The focus was on the adverse event, which had the biggest impact. Because of this, we could not explore the consequences of adverse events with lower impact. Future research on adverse events could focus more on the impact of violence and aggression against mental health workers.

The setting is another important limitation, the study was conducted solely in hospital settings. Up to 90% of mental health care in some countries is delivered in the community including treatment for mental health crises. The inpatient workforce is in Belgium of high importance, this may differ to other countries. The home treatment system for mental health crises in Belgium is in full development.

In Belgium, there is no specific law to promote open disclosure among mental health workers and there is no national anonymous incident reporting system, these are local. The lack of a protection law might be a limitation to notify among psychiatrists. Although the number is growing, the lack of anonymous incident reporting systems might be a limitation because it could be used as a learning tool in healthcare institutions.

A final important limitation is retrospective and prospective impact bias. Impact bias is defined as the tendency to overestimate the length or the intensity of future feelings in reaction to either good or bad occurrences.

Implications for practice

Given the widespread frequency of adverse events and the second victim response, health care facilities should anticipate that health workers within their systems will experience such events, and they should be prepared to offer assistance as needed. Guidelines could be useful in quality assurance in mental health care. Comprehensive guidelines should not only cover psycho-pharmacotherapy, but also the “talking” aspects of psychosocial interventions.20

Adverse events in inpatient mental health care demands more care in the aftermath. The therapeutic relationship between patients and mental health workers is stronger than in somatic hospitals, which makes additional support necessary.30 Health professionals who are second victims of adverse events must be supported. Support for health workers after an adverse event is of great importance, it has also an impact on patient safety and the organization itself.28

Larger studies are needed to investigate the prevalence and impact of adverse events in mental health care.

Future research should investigate whether these findings remain consistent in studies with a higher response rate, across other health care workers and settings such as community mental health services. Exploring the present and ideal support for mental health workers who were personally involved in adverse events is also necessary. Another important issue is how mental health workers could be prepared for involvement in adverse events.

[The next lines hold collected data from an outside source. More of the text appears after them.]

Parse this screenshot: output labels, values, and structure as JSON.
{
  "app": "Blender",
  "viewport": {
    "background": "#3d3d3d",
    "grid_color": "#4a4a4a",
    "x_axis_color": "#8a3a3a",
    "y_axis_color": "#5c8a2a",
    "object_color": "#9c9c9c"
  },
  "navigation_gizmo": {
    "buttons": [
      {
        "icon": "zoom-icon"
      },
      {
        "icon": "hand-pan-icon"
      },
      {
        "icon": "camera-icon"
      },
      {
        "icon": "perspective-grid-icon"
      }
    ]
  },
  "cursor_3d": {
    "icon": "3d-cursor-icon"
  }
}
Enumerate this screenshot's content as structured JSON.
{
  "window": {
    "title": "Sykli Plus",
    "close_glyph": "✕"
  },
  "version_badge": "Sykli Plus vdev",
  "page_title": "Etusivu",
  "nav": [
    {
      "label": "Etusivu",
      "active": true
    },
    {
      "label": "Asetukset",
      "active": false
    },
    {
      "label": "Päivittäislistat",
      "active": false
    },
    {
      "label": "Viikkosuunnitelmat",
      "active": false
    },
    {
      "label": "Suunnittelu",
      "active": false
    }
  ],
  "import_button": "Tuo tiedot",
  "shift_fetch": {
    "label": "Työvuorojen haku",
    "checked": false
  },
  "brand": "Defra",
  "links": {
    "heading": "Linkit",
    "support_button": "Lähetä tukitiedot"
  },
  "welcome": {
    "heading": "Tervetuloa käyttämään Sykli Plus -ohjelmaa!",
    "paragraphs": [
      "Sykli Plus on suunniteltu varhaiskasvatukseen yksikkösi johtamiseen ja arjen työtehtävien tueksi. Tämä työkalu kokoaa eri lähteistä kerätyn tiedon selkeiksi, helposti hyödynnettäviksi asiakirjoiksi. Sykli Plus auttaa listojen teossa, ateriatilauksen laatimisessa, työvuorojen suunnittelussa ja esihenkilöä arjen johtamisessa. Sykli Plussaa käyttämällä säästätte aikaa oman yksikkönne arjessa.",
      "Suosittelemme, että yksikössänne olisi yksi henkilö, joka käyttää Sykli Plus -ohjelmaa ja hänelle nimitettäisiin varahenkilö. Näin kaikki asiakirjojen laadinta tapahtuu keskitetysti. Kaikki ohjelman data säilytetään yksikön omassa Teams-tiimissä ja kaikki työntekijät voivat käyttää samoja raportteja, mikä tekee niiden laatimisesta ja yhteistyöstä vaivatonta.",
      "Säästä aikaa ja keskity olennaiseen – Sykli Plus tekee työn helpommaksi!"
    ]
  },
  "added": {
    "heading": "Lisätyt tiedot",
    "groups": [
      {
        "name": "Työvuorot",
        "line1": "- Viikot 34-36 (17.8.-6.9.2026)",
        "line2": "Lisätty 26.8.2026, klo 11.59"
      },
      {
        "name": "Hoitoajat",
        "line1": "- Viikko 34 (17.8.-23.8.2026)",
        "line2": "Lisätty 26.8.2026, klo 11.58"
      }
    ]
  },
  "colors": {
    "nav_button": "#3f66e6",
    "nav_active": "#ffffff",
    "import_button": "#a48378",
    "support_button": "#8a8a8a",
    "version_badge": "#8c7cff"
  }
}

To conclude, the findings of our study provide important insight in the experience of the respondents about the high prevalence of adverse events in inpatient mental health care. The impact on the professional career of the mental health worker should not be underestimated. The impact of the adverse events has been quantified in intensity and it lasts till at least one month after the incident. Recommendation on intensive support to these second victims should take these data in to account. In conclusion, second victims in mental health care should be taken into consideration and become a priority of mental health organizations.

Funding

The author(s) received no financial support for the research, authorship, and/or publication of this article.

Conflict of interest

The authors declare no conflict of interest.

Acknowledgements

We hereby thank all involved hospitals and clinicians for participating to this study.